Usually the “author” of a work owns copyright, but an exception is created in the case of employment in which the employer is presumed to own copyright provided the work was “made in the course of employment”. See for example Hanis v. Teevan, where the Court of Appeal ruled that Western Ontario University owned software developed by its employees. Therefore, if taking photographs fell within Ella’s job functions, her employer would own the photos, unless there was some agreement otherwise.
However, if taking photos was not part of Ella’s job functions, and she just happened to snap a photo while at work, that photo would not have been made “in the course of employment”. Ella would own that photo.

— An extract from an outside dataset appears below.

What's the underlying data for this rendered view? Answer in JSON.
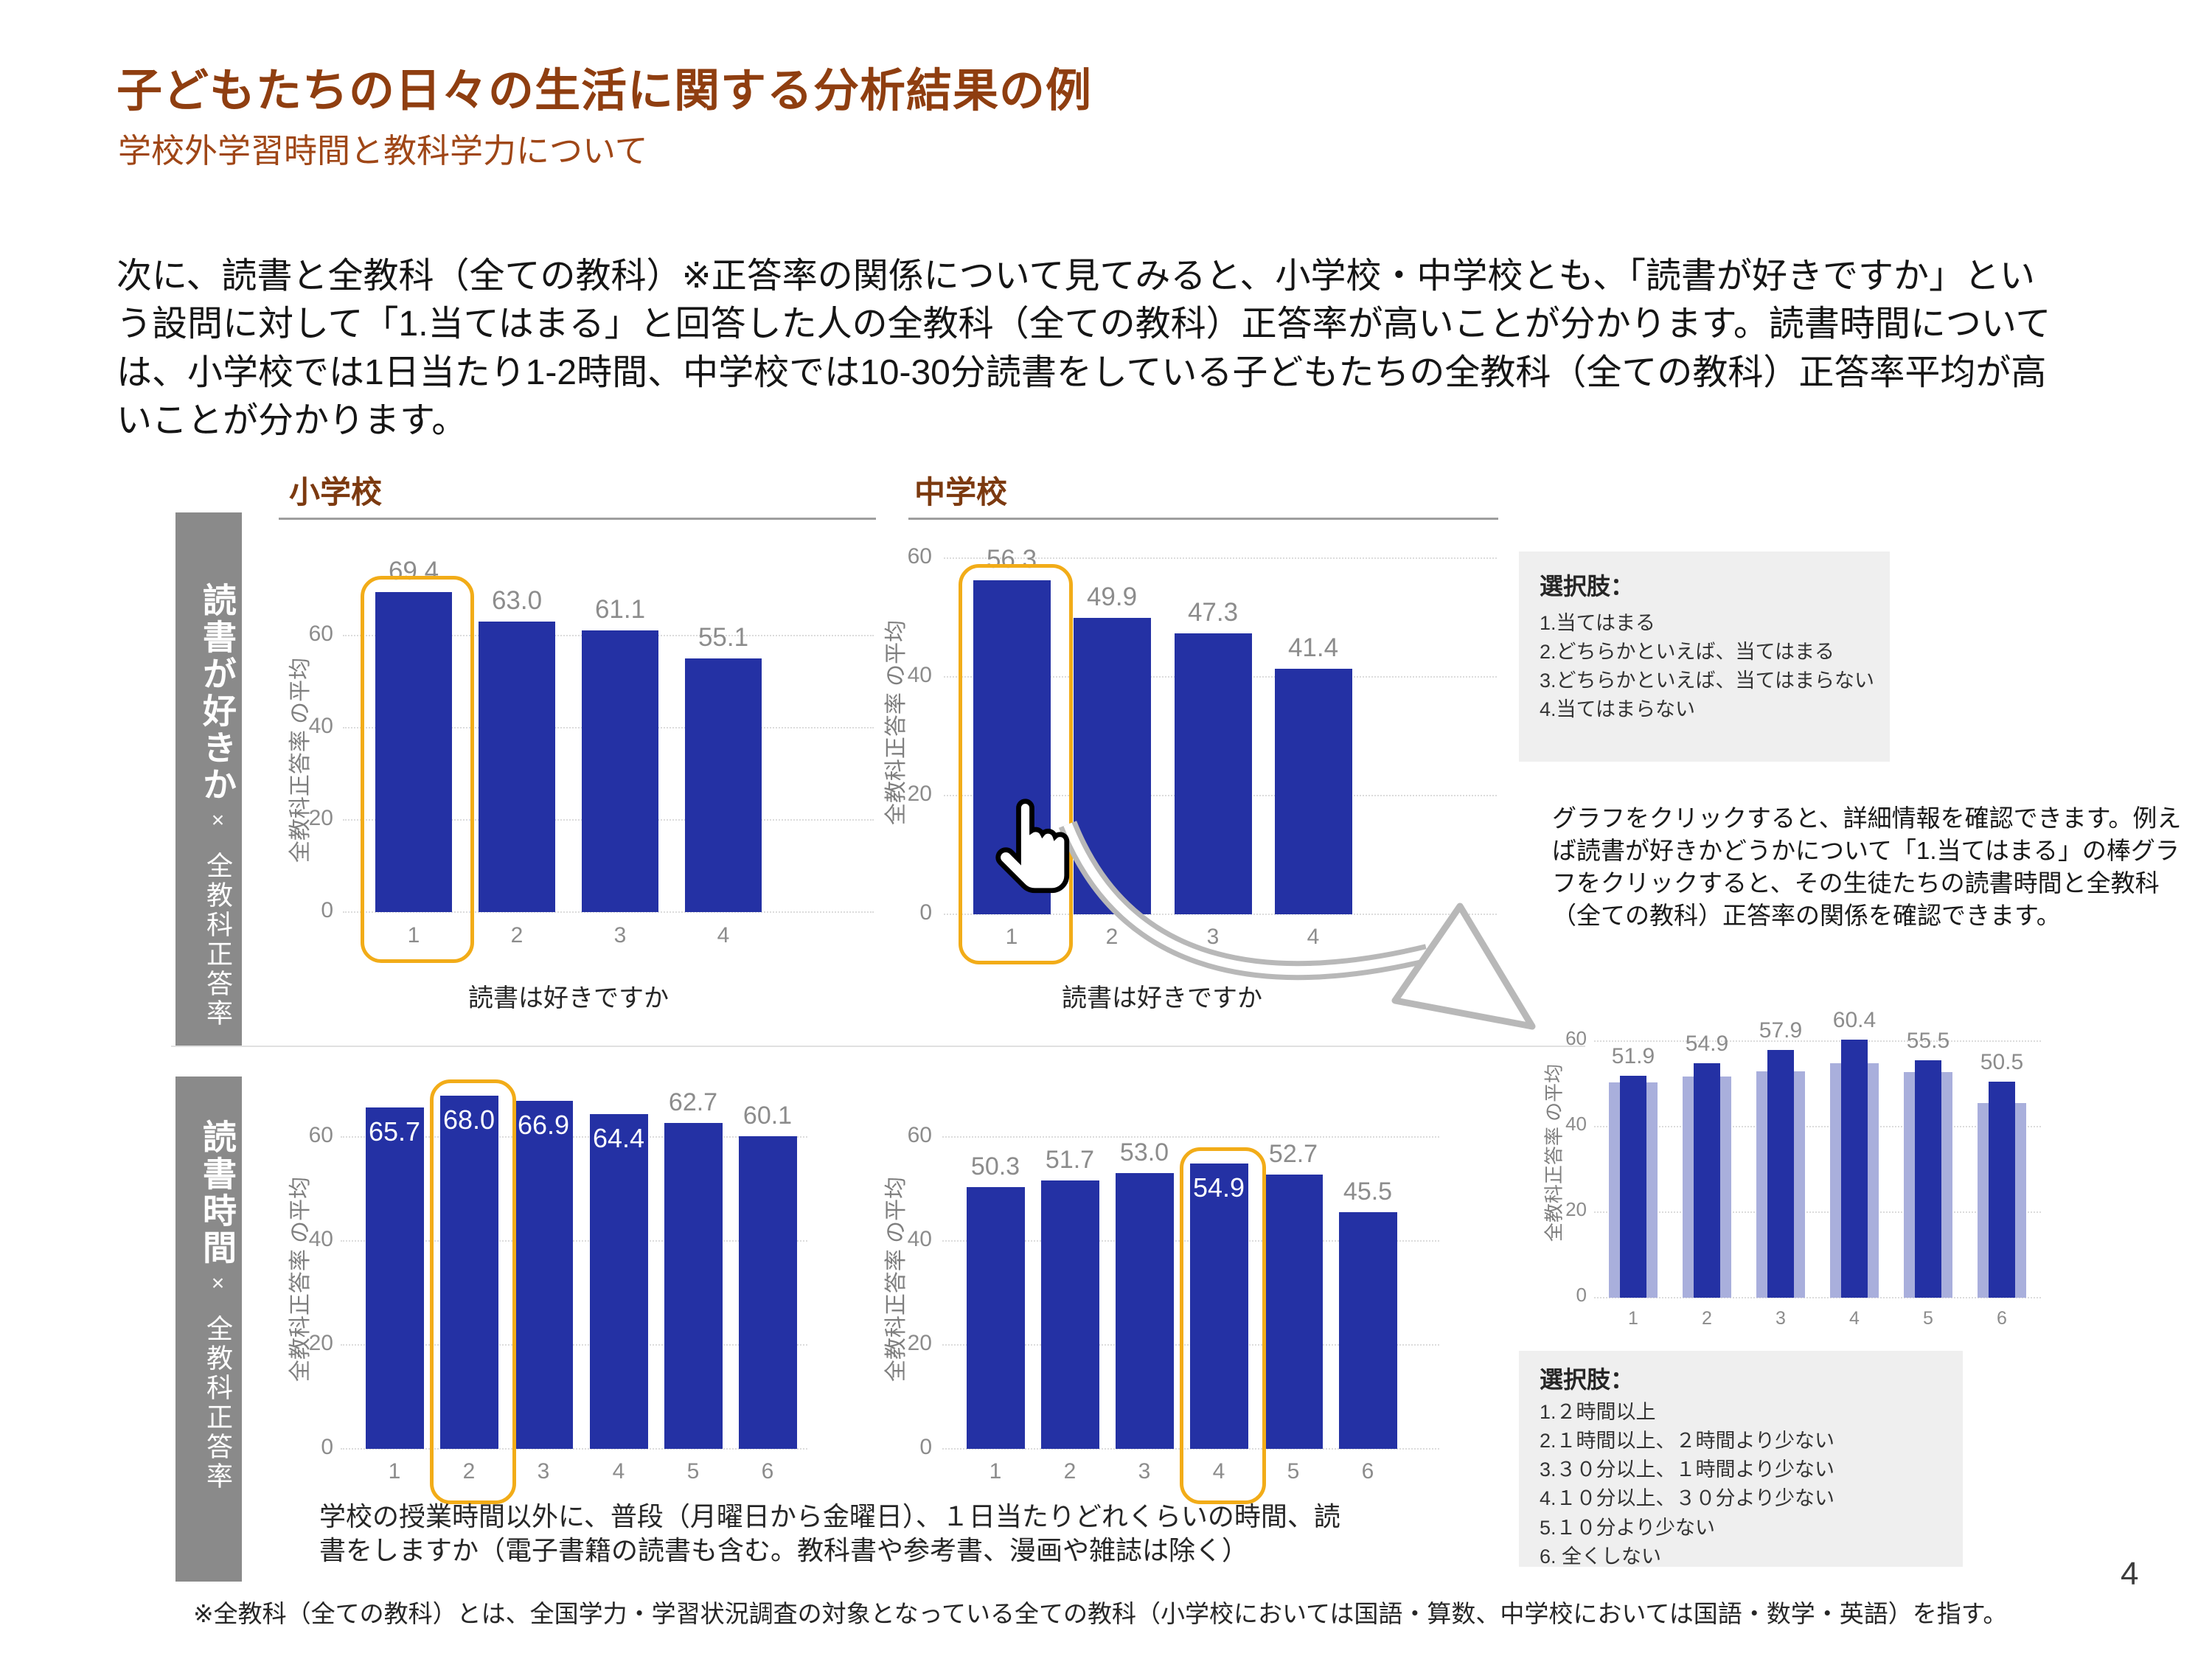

Note though that if Ella was an independent contractor and not an employee, she would be presumed to own the photo, unless there was an agreement in writing (s. 13(4)) otherwise. Also, even if an employer owns the work, the author/photographer retains a legal right known as moral rights. Moral rights reserve a certain limited bundle of rights to the original author over the “integrity” of the work (Section 14.1). The moral rights provisions would grant Ella the right to credit for the photo, for example, and certain rights to prevent the use of the photo in commercial activities over which she objected. Moral rights can be waived by express agreement. That’s why some employment contracts include clauses saying that the employee waives his or her moral rights over works created in the course of employment.
You can read the application of the moral rights provisions to an employment situation in this case called Dolmage v. Erskine, in which the employer was found to have violated the employee’s moral rights over a case study he wrote when it reduced his credit form author to “prepared by”.
The moral of the story is that, under Canadian law, an employer is presumed to own work created by an employee “in the course of their employment”, unless there is agreement otherwise. However, there can be interesting disputes over the meaning of “in the course of employment”. For example, Chapter 32 of my text opens with discussion of a colossal American battle over the ownership of the Bratz doll, which was created by an employee of Mattel whose job it was to design clothes for Barbie. Are you kidding me? What a great teaching case. Does Mattel own the Bratz doll created by its employee? The answer is discussed in Box 32.1 on p. 422.
Issue for Discussion
The Copyright Act presumes that the author of a work owns it, but then reverses that presumption in the case of employment, granting presumptive ownership to the employer when the work is created in the course of employment. Is that a reasonable approach, in your opinion?
Can you think of other situations in which the law is concerned with the question of whether something was done “in the course of employment”?